Solved – How to do a factor analysis with just one component

cronbachs-alphafactor analysisfactor-rotationpcareliability

I have done a questionnaire with six questions to measure engagement. This is the only component I measure. To make sure they measure just one component, I tried to run a Factor analysis with Direct Oblimin. However, when I run the test it will not show a pattern matrix. (Is this because I have only one component? If yes, is this reliable enough to continue with a reliability analysis?). When I add a random variable it shows the pattern matrix with two components.

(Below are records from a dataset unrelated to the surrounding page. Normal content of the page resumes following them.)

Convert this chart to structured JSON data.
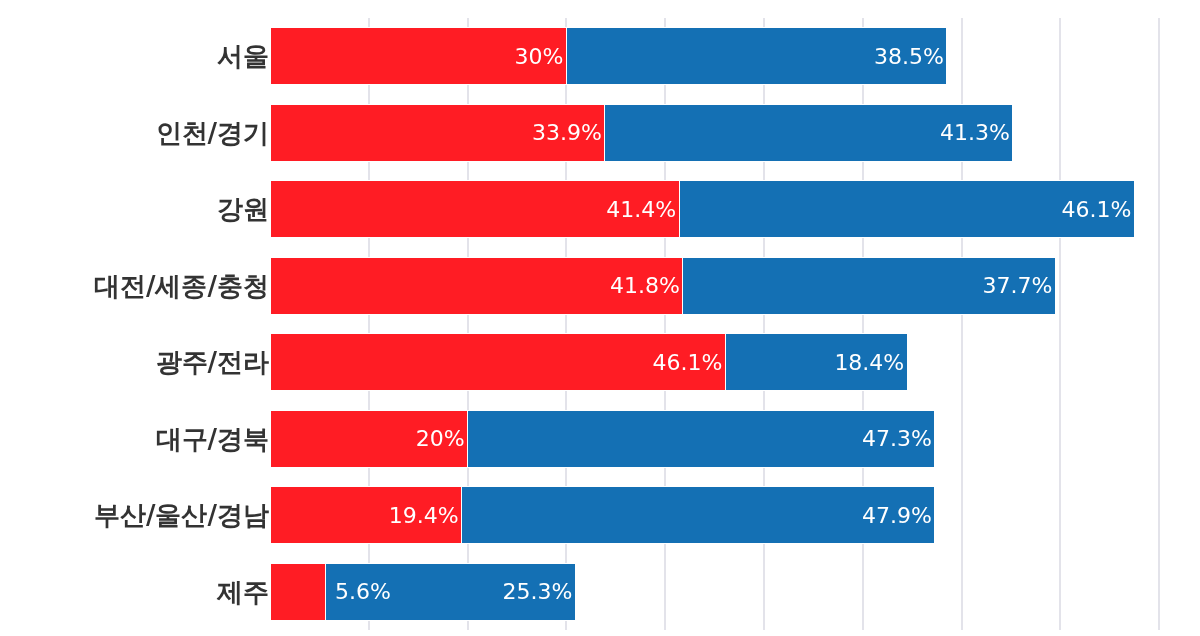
{
  "chart_data": {
    "type": "bar",
    "orientation": "horizontal",
    "stacked": true,
    "categories": [
      "서울",
      "인천/경기",
      "강원",
      "대전/세종/충청",
      "광주/전라",
      "대구/경북",
      "부산/울산/경남",
      "제주"
    ],
    "series": [
      {
        "color": "#ff1c24",
        "values": [
          30,
          33.9,
          41.4,
          41.8,
          46.1,
          20,
          19.4,
          5.6
        ],
        "value_labels": [
          "30%",
          "33.9%",
          "41.4%",
          "41.8%",
          "46.1%",
          "20%",
          "19.4%",
          "5.6%"
        ]
      },
      {
        "color": "#1470b4",
        "values": [
          38.5,
          41.3,
          46.1,
          37.7,
          18.4,
          47.3,
          47.9,
          25.3
        ],
        "value_labels": [
          "38.5%",
          "41.3%",
          "46.1%",
          "37.7%",
          "18.4%",
          "47.3%",
          "47.9%",
          "25.3%"
        ]
      }
    ],
    "grid": "x",
    "tick_labels": "y"
  }
}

When I skip the Factor analysis and just start with a Reliability analysis: I increase my Cronbach's Alfa by deleting two items. My Cronbach's Alfa is .79 which should be fine for this experiment.

Best Answer

  1. Are you doing a PCA or an EFA? You say that you do a factor analysis and use a direct oblimin rotation, but you also note that you are extracting components. PCA and EFA rely on different theoretical assumptions, and one should not use an oblique rotation for a PCA, as it goes against the fundamental point of the PCA—to maximize interindividual differences.

  2. What software/packages are you using? What output you get is somewhat determined by what the programmers thought necessary given one factor extracted.

  3. What are the eigenvalues? What does the scree plot look like? If it is extracting one factor, and there is an obvious elbow at the second eigenvalue, then extracting one factor seems reasonable for these six questions.